Teaching Your Kids to Take Care of What Belongs to Them
Joey and Carla Link
April 25, 2018
Stewardship is a big word with an even bigger meaning. “Taking care of what belongs to you” is a simplified definition. As parents, it can seem like we spend 18 years teaching our kids to take care of what belongs to them. Even toddlers can and should be taught to pick up their toys and put their dirty clothes in the hamper.
So what do you do when you are pulling your hair out because you reminded your child to clean his room one more time and just lectured him because he didn’t?
The following are some helpful guidelines for you.
- Keep your expectations age appropriate. Don’t tell a 3 year old to clean his room.

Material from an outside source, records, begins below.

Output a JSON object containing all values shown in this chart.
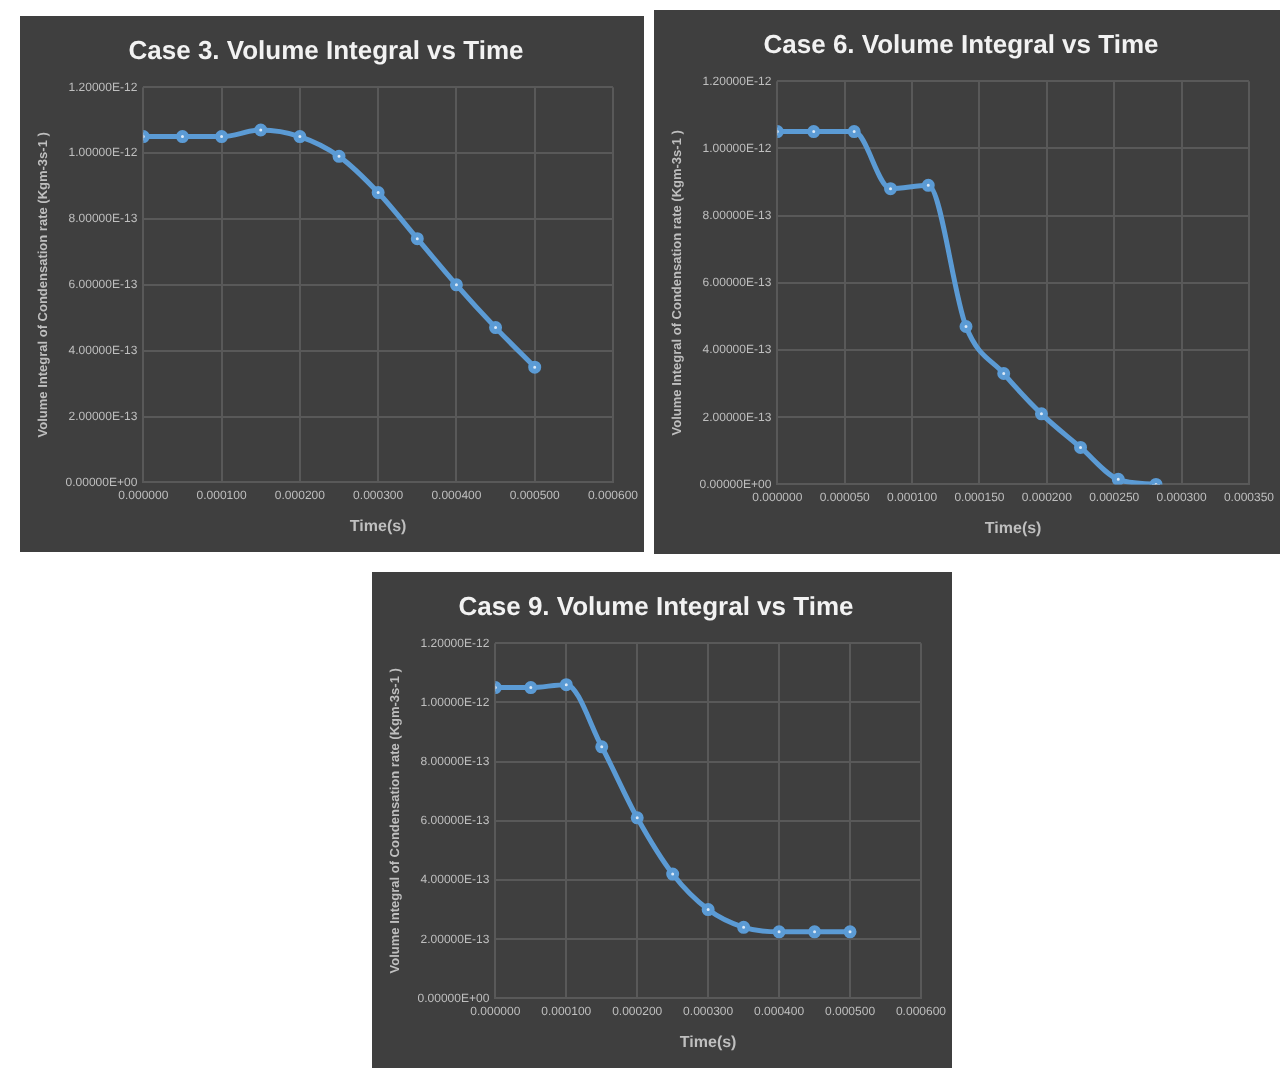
{
  "chart_data": [
    {
      "type": "line",
      "title": "Case 3. Volume Integral vs Time",
      "xlabel": "Time(s)",
      "ylabel": "Volume Integral of Condensation rate (Kgm-3s-1 )",
      "marker": "circle",
      "grid": true,
      "legend": false,
      "xlim": [
        0,
        0.0006
      ],
      "xticks": [
        {
          "value": 0,
          "label": "0.000000"
        },
        {
          "value": 0.0001,
          "label": "0.000100"
        },
        {
          "value": 0.0002,
          "label": "0.000200"
        },
        {
          "value": 0.0003,
          "label": "0.000300"
        },
        {
          "value": 0.0004,
          "label": "0.000400"
        },
        {
          "value": 0.0005,
          "label": "0.000500"
        },
        {
          "value": 0.0006,
          "label": "0.000600"
        }
      ],
      "ylim": [
        0,
        1.2e-12
      ],
      "yticks": [
        {
          "value": 0,
          "label": "0.00000E+00"
        },
        {
          "value": 2e-13,
          "label": "2.00000E-13"
        },
        {
          "value": 4e-13,
          "label": "4.00000E-13"
        },
        {
          "value": 6e-13,
          "label": "6.00000E-13"
        },
        {
          "value": 8e-13,
          "label": "8.00000E-13"
        },
        {
          "value": 1e-12,
          "label": "1.00000E-12"
        },
        {
          "value": 1.2e-12,
          "label": "1.20000E-12"
        }
      ],
      "series": [
        {
          "color": "#5b9bd5",
          "x": [
            0,
            5e-05,
            0.0001,
            0.00015,
            0.0002,
            0.00025,
            0.0003,
            0.00035,
            0.0004,
            0.00045,
            0.0005
          ],
          "values": [
            1.05e-12,
            1.05e-12,
            1.05e-12,
            1.07e-12,
            1.05e-12,
            9.9e-13,
            8.8e-13,
            7.4e-13,
            6e-13,
            4.7e-13,
            3.5e-13
          ]
        }
      ]
    },
    {
      "type": "line",
      "title": "Case 6. Volume Integral vs Time",
      "xlabel": "Time(s)",
      "ylabel": "Volume Integral of Condensation rate (Kgm-3s-1 )",
      "marker": "circle",
      "grid": true,
      "legend": false,
      "xlim": [
        0,
        0.00035
      ],
      "xticks": [
        {
          "value": 0,
          "label": "0.000000"
        },
        {
          "value": 5e-05,
          "label": "0.000050"
        },
        {
          "value": 0.0001,
          "label": "0.000100"
        },
        {
          "value": 0.00015,
          "label": "0.000150"
        },
        {
          "value": 0.0002,
          "label": "0.000200"
        },
        {
          "value": 0.00025,
          "label": "0.000250"
        },
        {
          "value": 0.0003,
          "label": "0.000300"
        },
        {
          "value": 0.00035,
          "label": "0.000350"
        }
      ],
      "ylim": [
        0,
        1.2e-12
      ],
      "yticks": [
        {
          "value": 0,
          "label": "0.00000E+00"
        },
        {
          "value": 2e-13,
          "label": "2.00000E-13"
        },
        {
          "value": 4e-13,
          "label": "4.00000E-13"
        },
        {
          "value": 6e-13,
          "label": "6.00000E-13"
        },
        {
          "value": 8e-13,
          "label": "8.00000E-13"
        },
        {
          "value": 1e-12,
          "label": "1.00000E-12"
        },
        {
          "value": 1.2e-12,
          "label": "1.20000E-12"
        }
      ],
      "series": [
        {
          "color": "#5b9bd5",
          "x": [
            0,
            2.7e-05,
            5.7e-05,
            8.4e-05,
            0.000112,
            0.00014,
            0.000168,
            0.000196,
            0.000225,
            0.000253,
            0.000281
          ],
          "values": [
            1.05e-12,
            1.05e-12,
            1.05e-12,
            8.8e-13,
            8.9e-13,
            4.7e-13,
            3.3e-13,
            2.1e-13,
            1.1e-13,
            1.5e-14,
            0
          ]
        }
      ]
    },
    {
      "type": "line",
      "title": "Case 9. Volume Integral vs Time",
      "xlabel": "Time(s)",
      "ylabel": "Volume Integral of Condensation rate (Kgm-3s-1 )",
      "marker": "circle",
      "grid": true,
      "legend": false,
      "xlim": [
        0,
        0.0006
      ],
      "xticks": [
        {
          "value": 0,
          "label": "0.000000"
        },
        {
          "value": 0.0001,
          "label": "0.000100"
        },
        {
          "value": 0.0002,
          "label": "0.000200"
        },
        {
          "value": 0.0003,
          "label": "0.000300"
        },
        {
          "value": 0.0004,
          "label": "0.000400"
        },
        {
          "value": 0.0005,
          "label": "0.000500"
        },
        {
          "value": 0.0006,
          "label": "0.000600"
        }
      ],
      "ylim": [
        0,
        1.2e-12
      ],
      "yticks": [
        {
          "value": 0,
          "label": "0.00000E+00"
        },
        {
          "value": 2e-13,
          "label": "2.00000E-13"
        },
        {
          "value": 4e-13,
          "label": "4.00000E-13"
        },
        {
          "value": 6e-13,
          "label": "6.00000E-13"
        },
        {
          "value": 8e-13,
          "label": "8.00000E-13"
        },
        {
          "value": 1e-12,
          "label": "1.00000E-12"
        },
        {
          "value": 1.2e-12,
          "label": "1.20000E-12"
        }
      ],
      "series": [
        {
          "color": "#5b9bd5",
          "x": [
            0,
            5e-05,
            0.0001,
            0.00015,
            0.0002,
            0.00025,
            0.0003,
            0.00035,
            0.0004,
            0.00045,
            0.0005
          ],
          "values": [
            1.05e-12,
            1.05e-12,
            1.06e-12,
            8.5e-13,
            6.1e-13,
            4.2e-13,
            3e-13,
            2.4e-13,
            2.25e-13,
            2.25e-13,
            2.25e-13
          ]
        }
      ]
    }
  ]
}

He will walk in, look at the mess and not knowing where to begin, sit down and play. Do write down all that needs to be done to get his room clean and give him one at a time do. Tell him to come back to you when he gets his books picked up. Give him another thing on the list you made. Keep at it until everything is picked up.
On the other hand, do expect your kids from ages 7 yrs. on up to be able to remember to get his chores and schoolwork done with no reminders from you.
- Keep it simple. Our rule was to get one thing out and put it away before getting another. Your preschooler doesn’t want to put his toys away? He can’t play with anything else until he does.
Your 10 year old is on the computer but hasn’t done his chores? He loses the freedom of the computer/phone until he is characterized by getting his stuff done before he has free time.
- Keep reinforcing your expectations. When your child is responsible, especially without a reminder from you, praise him. Praise and encouragement go a long, long way to getting your kids to be responsible. When your kids aren’t responsible, especially if they have had one reminder from you, give them a painful consequence. Without these reinforcements, don’t expect your kids to keep track of their stuff.
One of the main reasons kids aren’t good stewards of their things and responsibilities is because they don’t think you are paying attention. If they are supposed to have chores done before breakfast, when they come to eat, ask them if you need to go check and see if it is done. One of our daughters used to say “I’ll go check” which meant they weren’t. Pay attention to what your kids are or aren’t doing and be consistent with encouragement and consequences and you will have a lot calmer home.